El Perú está sumido en una espiral de violencia que parece no tener fin. Las cifras son tan alarmantes que deberían estremecer hasta al más frío de los gobernantes: 4,385 homicidios desde que Dina Boluarte asumió la presidencia, según el Sistema Informático Nacional de Defunciones (Sinadef). Sin embargo, en Palacio no hay reacción, no hay un plan contra la criminalidad, ni siquiera un mínimo atisbo de voluntad política. La mandataria parece más preocupada por resistir hasta el 28 de julio, esquivando sus investigaciones, sus escándalos y sus propias sombras, mientras el país se hunde en el caos.

El 2024 fue el año más sangriento de los últimos ocho años: 2,070 homicidios, un incremento del 37% respecto al 2023. Hasta julio del 2025, ya se contabilizan 1,272 asesinatos. Los números son fríos, pero detrás de cada cifra hay una historia de abandono estatal: familias que lloran a sus muertos, barrios sitiados por bandas criminales, mercados dominados por extorsionadores y un transporte público que ha perdido más de 30 conductores asesinados por negarse a pagar cupos.

Sicariato, extorsión, narcotráfico, minería ilegal… la lista de problemas es tan larga como la lista de excusas del gobierno. La violencia armada ya representa más de la mitad de los homicidios (52% en 2024), mientras que las denuncias por extorsión superan las 19,000 al año. Las bandas criminales como “El Tren de Aragua”, “Los Pulpos del Norte” o “Los Malditos del Sur” han convertido al país en un tablero de guerra, mientras Boluarte sigue atrapada en su burbuja política.

No existe un plan de seguridad real. No hay una estrategia articulada entre Policía, Fiscalía y gobiernos locales. Ni siquiera se ha planteado una política clara de control de armas o de fortalecimiento de inteligencia. Al contrario, la sensación generalizada es que el crimen ha tomado el control y el Estado apenas sobrevive. La presidenta prefiere dar discursos de horas, llenos de cifras maquilladas, pero incapaces de convencer a un pueblo que vive con miedo de salir a la calle.

¿Y el Congreso?. Socio silencioso del desgobierno. Los 130 congresistas que deberían fiscalizar y exigir resultados se han convertido en cómplices por conveniencia. El pacto es simple: “Tú sobrevives, yo sobrevivo”. Mientras tanto, el Perú retrocede a una época oscura, comparable a los años 80, cuando la violencia terrorista sembraba terror. Solo que ahora, la amenaza no viene de Sendero Luminoso, sino de las mafias que el Estado dejó crecer sin control.

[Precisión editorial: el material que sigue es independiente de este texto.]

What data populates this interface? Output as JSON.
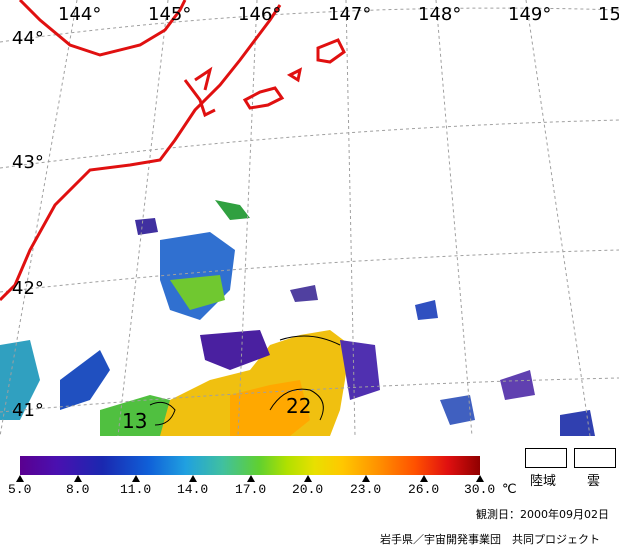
{
  "map": {
    "longitude_labels": [
      "144°",
      "145°",
      "146°",
      "147°",
      "148°",
      "149°",
      "15"
    ],
    "latitude_labels": [
      "44°",
      "43°",
      "42°",
      "41°"
    ],
    "contour_labels": [
      "13",
      "22"
    ]
  },
  "legend": {
    "tick_labels": [
      "5.0",
      "8.0",
      "11.0",
      "14.0",
      "17.0",
      "20.0",
      "23.0",
      "26.0",
      "30.0"
    ],
    "unit": "℃",
    "land_label": "陸域",
    "cloud_label": "雲"
  },
  "footer": {
    "observation_date": "観測日：2000年09月02日",
    "credit": "岩手県／宇宙開発事業団　共同プロジェクト"
  },
  "colors": {
    "coastline": "#e01010",
    "grid": "#a0a0a0"
  }
}
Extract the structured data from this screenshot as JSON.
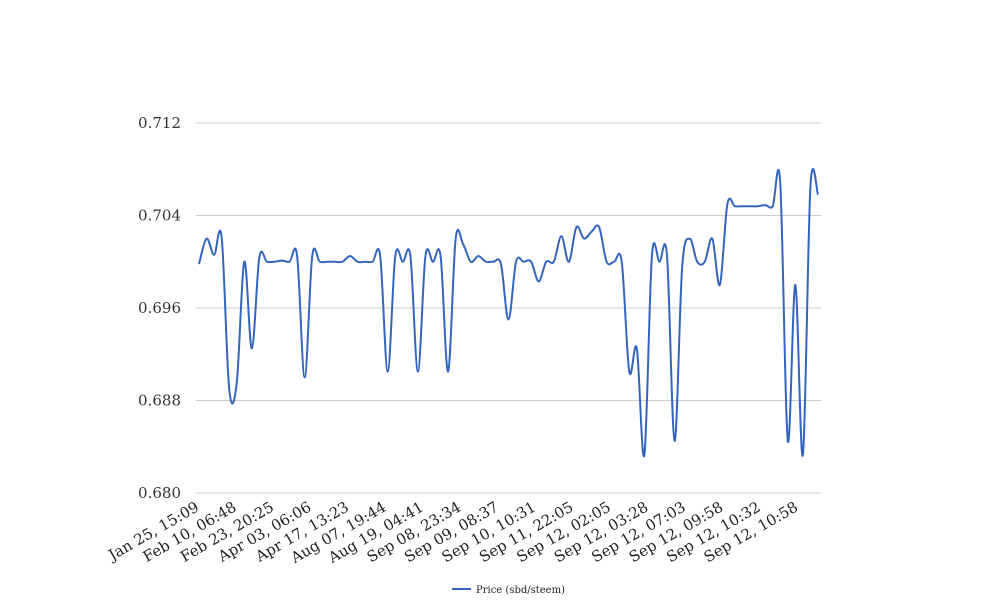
{
  "chart_data": {
    "type": "line",
    "title": "",
    "xlabel": "",
    "ylabel": "",
    "ylim": [
      0.68,
      0.712
    ],
    "y_ticks": [
      "0.680",
      "0.688",
      "0.696",
      "0.704",
      "0.712"
    ],
    "x_tick_labels": [
      "Jan 25, 15:09",
      "Feb 10, 06:48",
      "Feb 23, 20:25",
      "Apr 03, 06:06",
      "Apr 17, 13:23",
      "Aug 07, 19:44",
      "Aug 19, 04:41",
      "Sep 08, 23:34",
      "Sep 09, 08:37",
      "Sep 10, 10:31",
      "Sep 11, 22:05",
      "Sep 12, 02:05",
      "Sep 12, 03:28",
      "Sep 12, 07:03",
      "Sep 12, 09:58",
      "Sep 12, 10:32",
      "Sep 12, 10:58"
    ],
    "grid": true,
    "legend_position": "bottom",
    "color": "#3465be",
    "series": [
      {
        "name": "Price (sbd/steem)",
        "values": [
          0.6998,
          0.702,
          0.7006,
          0.7021,
          0.689,
          0.6895,
          0.7,
          0.6925,
          0.7004,
          0.7,
          0.7,
          0.7001,
          0.7,
          0.7005,
          0.69,
          0.7005,
          0.7,
          0.7,
          0.7,
          0.7,
          0.7005,
          0.7,
          0.7,
          0.7,
          0.7005,
          0.6905,
          0.7005,
          0.7,
          0.7005,
          0.6905,
          0.7005,
          0.7,
          0.7005,
          0.6905,
          0.702,
          0.7015,
          0.7,
          0.7005,
          0.7,
          0.7,
          0.6998,
          0.695,
          0.7,
          0.7,
          0.7,
          0.6983,
          0.7,
          0.7,
          0.7022,
          0.7,
          0.703,
          0.702,
          0.7026,
          0.703,
          0.7,
          0.7,
          0.7,
          0.6905,
          0.6925,
          0.6833,
          0.7005,
          0.7,
          0.7005,
          0.6845,
          0.6995,
          0.702,
          0.7,
          0.7,
          0.702,
          0.698,
          0.705,
          0.7048,
          0.7048,
          0.7048,
          0.7048,
          0.7049,
          0.7048,
          0.7068,
          0.6845,
          0.698,
          0.6833,
          0.7065,
          0.7058
        ]
      }
    ]
  }
}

Dina Boluarte pasará a la historia como la presidenta de los récords negativos: el más alto nivel de homicidios, el más bajo índice de aprobación, y la ausencia de políticas que devuelvan un mínimo de seguridad a los ciudadanos. Su gobierno es el retrato de la improvisación: mientras el país exige liderazgo, ella responde con viajes diplomáticos y mensajes interminables que no solucionan nada. La sangre derramada no se borra con discursos.

Reflexión final
El Perú no necesita una mandataria que solo busque resistir, necesita una líder que enfrente la violencia con decisiones firmes y políticas coherentes. Hoy, los peruanos entierran a sus muertos mientras el Estado se limita a dar pésames institucionales. Cada homicidio que se suma es una derrota del gobierno, una evidencia de que el poder no está en Palacio, sino en las manos de las bandas criminales. Y mientras no haya un cambio de rumbo, el país seguirá en caída libre, con o sin discursos de 4 horas.